This story idea was submitted by Aaron Strain as a part of The State News' reader generated issue.
At Eli Broad College of Business, resident students are required to pay an extra $230 a month for ‘business college fees.’ However, the college’s filtered water is reportedly prone to turning brown after a few hours of bottling, prompting some students to raise concerns.
“If you fill up a water bottle from the ‘filtered’ fountains in the business college, by the end of one class the water will have turned brown,” accounting senior Aaron Strain said in an email.
Strain demonstrated this by filling an empty water bottle from a first-floor fountain in the college, which was then photographed next to a bottle of store-bought water over the next few hours, showing a stark discoloration.
“That’s filtered water right there. If I saw that water in a restaurant, I would leave immediately, I would never come back,” Strain said.
Strain said the problem has been going on since he was a freshman.
“Yeah, we get well water here, but we pay a $230 business college fee every semester, they could, between water softener and whatever else they could do,” Strain said. “I think with all the money we’re putting towards the college, they (should be able to update something). Being here all day, I should be able to get clean water without having to buy it somewhere else.”

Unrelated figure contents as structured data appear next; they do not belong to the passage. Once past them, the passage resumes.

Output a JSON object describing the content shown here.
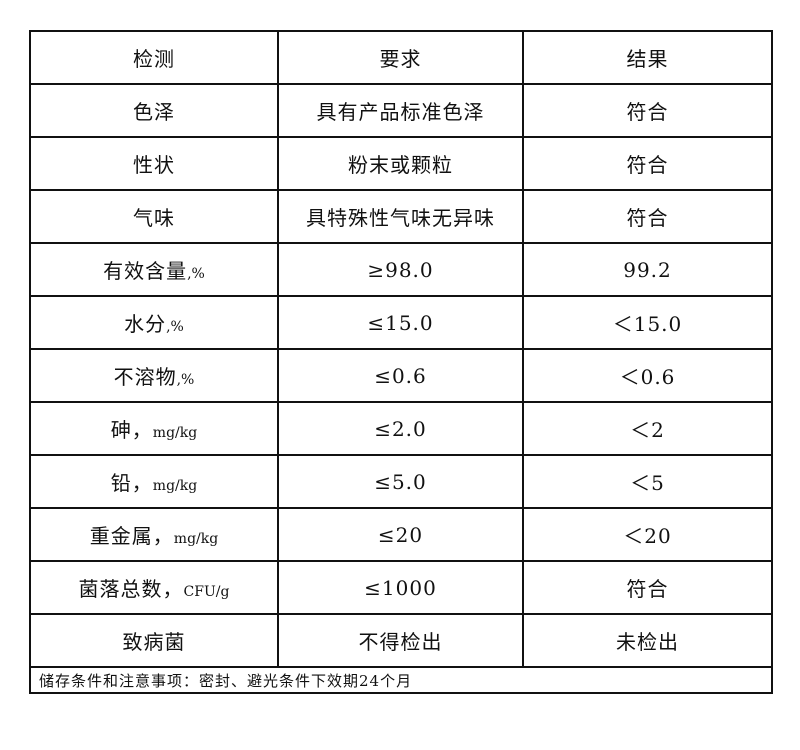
{
  "table": {
    "headers": [
      "检测",
      "要求",
      "结果"
    ],
    "rows": [
      {
        "item": "色泽",
        "unit": "",
        "requirement": "具有产品标准色泽",
        "result": "符合"
      },
      {
        "item": "性状",
        "unit": "",
        "requirement": "粉末或颗粒",
        "result": "符合"
      },
      {
        "item": "气味",
        "unit": "",
        "requirement": "具特殊性气味无异味",
        "result": "符合"
      },
      {
        "item": "有效含量",
        "unit": ",%",
        "requirement": "≥98.0",
        "result": "99.2"
      },
      {
        "item": "水分",
        "unit": ",%",
        "requirement": "≤15.0",
        "result": "＜15.0"
      },
      {
        "item": "不溶物",
        "unit": ",%",
        "requirement": "≤0.6",
        "result": "＜0.6"
      },
      {
        "item": "砷，",
        "unit": "mg/kg",
        "requirement": "≤2.0",
        "result": "＜2"
      },
      {
        "item": "铅，",
        "unit": "mg/kg",
        "requirement": "≤5.0",
        "result": "＜5"
      },
      {
        "item": "重金属，",
        "unit": "mg/kg",
        "requirement": "≤20",
        "result": "＜20"
      },
      {
        "item": "菌落总数，",
        "unit": "CFU/g",
        "requirement": "≤1000",
        "result": "符合"
      },
      {
        "item": "致病菌",
        "unit": "",
        "requirement": "不得检出",
        "result": "未检出"
      }
    ],
    "note": "储存条件和注意事项：密封、避光条件下效期24个月"
  }
}
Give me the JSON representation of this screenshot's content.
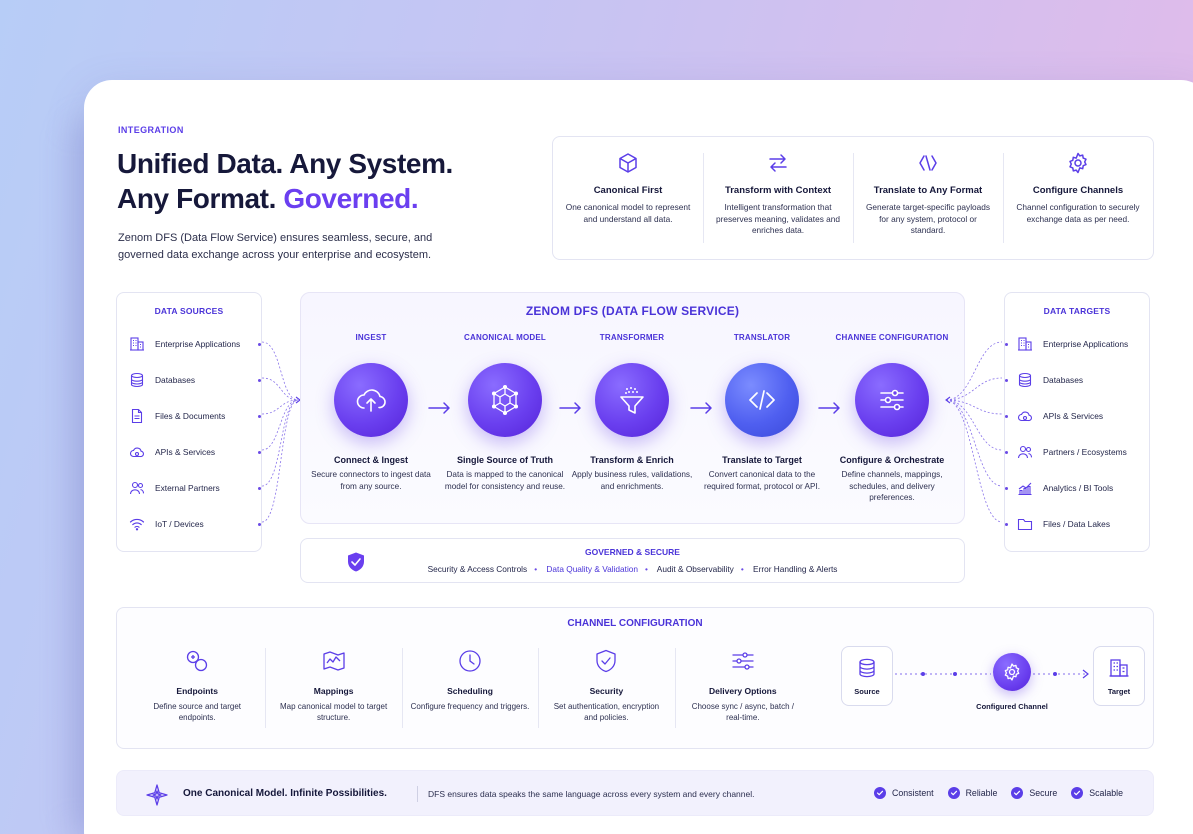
{
  "header": {
    "eyebrow": "INTEGRATION",
    "title_line1": "Unified Data. Any System.",
    "title_line2_plain": "Any Format.",
    "title_line2_accent": "Governed.",
    "description": "Zenom DFS (Data Flow Service) ensures seamless, secure, and governed data exchange across your enterprise and ecosystem."
  },
  "features": [
    {
      "icon": "cube-icon",
      "title": "Canonical First",
      "desc": "One canonical model to represent and understand all data."
    },
    {
      "icon": "swap-arrows-icon",
      "title": "Transform with Context",
      "desc": "Intelligent transformation that preserves meaning, validates and enriches data."
    },
    {
      "icon": "code-brackets-icon",
      "title": "Translate to Any Format",
      "desc": "Generate target-specific payloads for any system, protocol or standard."
    },
    {
      "icon": "gear-icon",
      "title": "Configure Channels",
      "desc": "Channel configuration to securely exchange data as per need."
    }
  ],
  "data_sources": {
    "heading": "DATA SOURCES",
    "items": [
      {
        "icon": "building-icon",
        "label": "Enterprise Applications"
      },
      {
        "icon": "database-icon",
        "label": "Databases"
      },
      {
        "icon": "document-icon",
        "label": "Files & Documents"
      },
      {
        "icon": "cloud-icon",
        "label": "APIs & Services"
      },
      {
        "icon": "users-icon",
        "label": "External Partners"
      },
      {
        "icon": "wifi-icon",
        "label": "IoT / Devices"
      }
    ]
  },
  "data_targets": {
    "heading": "DATA TARGETS",
    "items": [
      {
        "icon": "building-icon",
        "label": "Enterprise Applications"
      },
      {
        "icon": "database-icon",
        "label": "Databases"
      },
      {
        "icon": "cloud-icon",
        "label": "APIs & Services"
      },
      {
        "icon": "users-icon",
        "label": "Partners / Ecosystems"
      },
      {
        "icon": "chart-icon",
        "label": "Analytics / BI Tools"
      },
      {
        "icon": "folder-icon",
        "label": "Files / Data Lakes"
      }
    ]
  },
  "dfs": {
    "heading": "ZENOM DFS (DATA FLOW SERVICE)",
    "stages": [
      {
        "tag": "INGEST",
        "icon": "cloud-upload-icon",
        "name": "Connect & Ingest",
        "desc": "Secure connectors to ingest data from any source."
      },
      {
        "tag": "CANONICAL MODEL",
        "icon": "network-cube-icon",
        "name": "Single Source of Truth",
        "desc": "Data is mapped to the canonical model for consistency and reuse."
      },
      {
        "tag": "TRANSFORMER",
        "icon": "funnel-icon",
        "name": "Transform & Enrich",
        "desc": "Apply business rules, validations, and enrichments."
      },
      {
        "tag": "TRANSLATOR",
        "icon": "code-icon",
        "name": "Translate to Target",
        "desc": "Convert canonical data to the required format, protocol or API."
      },
      {
        "tag": "CHANNEE CONFIGURATION",
        "icon": "sliders-icon",
        "name": "Configure & Orchestrate",
        "desc": "Define channels, mappings, schedules, and delivery preferences."
      }
    ]
  },
  "governed": {
    "heading": "GOVERNED & SECURE",
    "items": [
      "Security & Access Controls",
      "Data Quality & Validation",
      "Audit & Observability",
      "Error Handling & Alerts"
    ]
  },
  "channel": {
    "heading": "CHANNEL CONFIGURATION",
    "items": [
      {
        "icon": "endpoints-icon",
        "title": "Endpoints",
        "desc": "Define source and target endpoints."
      },
      {
        "icon": "map-icon",
        "title": "Mappings",
        "desc": "Map canonical model to target structure."
      },
      {
        "icon": "clock-icon",
        "title": "Scheduling",
        "desc": "Configure frequency and triggers."
      },
      {
        "icon": "shield-check-icon",
        "title": "Security",
        "desc": "Set authentication, encryption and policies."
      },
      {
        "icon": "sliders-icon",
        "title": "Delivery Options",
        "desc": "Choose sync / async, batch / real-time."
      }
    ],
    "flow": {
      "source": "Source",
      "middle": "Configured Channel",
      "target": "Target"
    }
  },
  "banner": {
    "title": "One Canonical Model. Infinite Possibilities.",
    "desc": "DFS ensures data speaks the same language across every system and every channel.",
    "badges": [
      "Consistent",
      "Reliable",
      "Secure",
      "Scalable"
    ]
  }
}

Hospitality business senior Stephanie MacPherson had not experienced the discoloration, but avoids drinking water from the first floor altogether, as she said quality differs depending on which floor of the building the fountain is on.
“I personally never drink first floor business college water, it really is undrinkable,” MacPherson said. “Sometimes I think I’m thirsty enough to drink it, then I change my mind as soon as I try it.”
MacPherson said she gets her water from the hospitality business school on the second floor of the building, which she said is of normal quality.
When called for comment, an Eli Broad College of Business official said this is the first they’ve heard of the issue and that they will begin to look into it.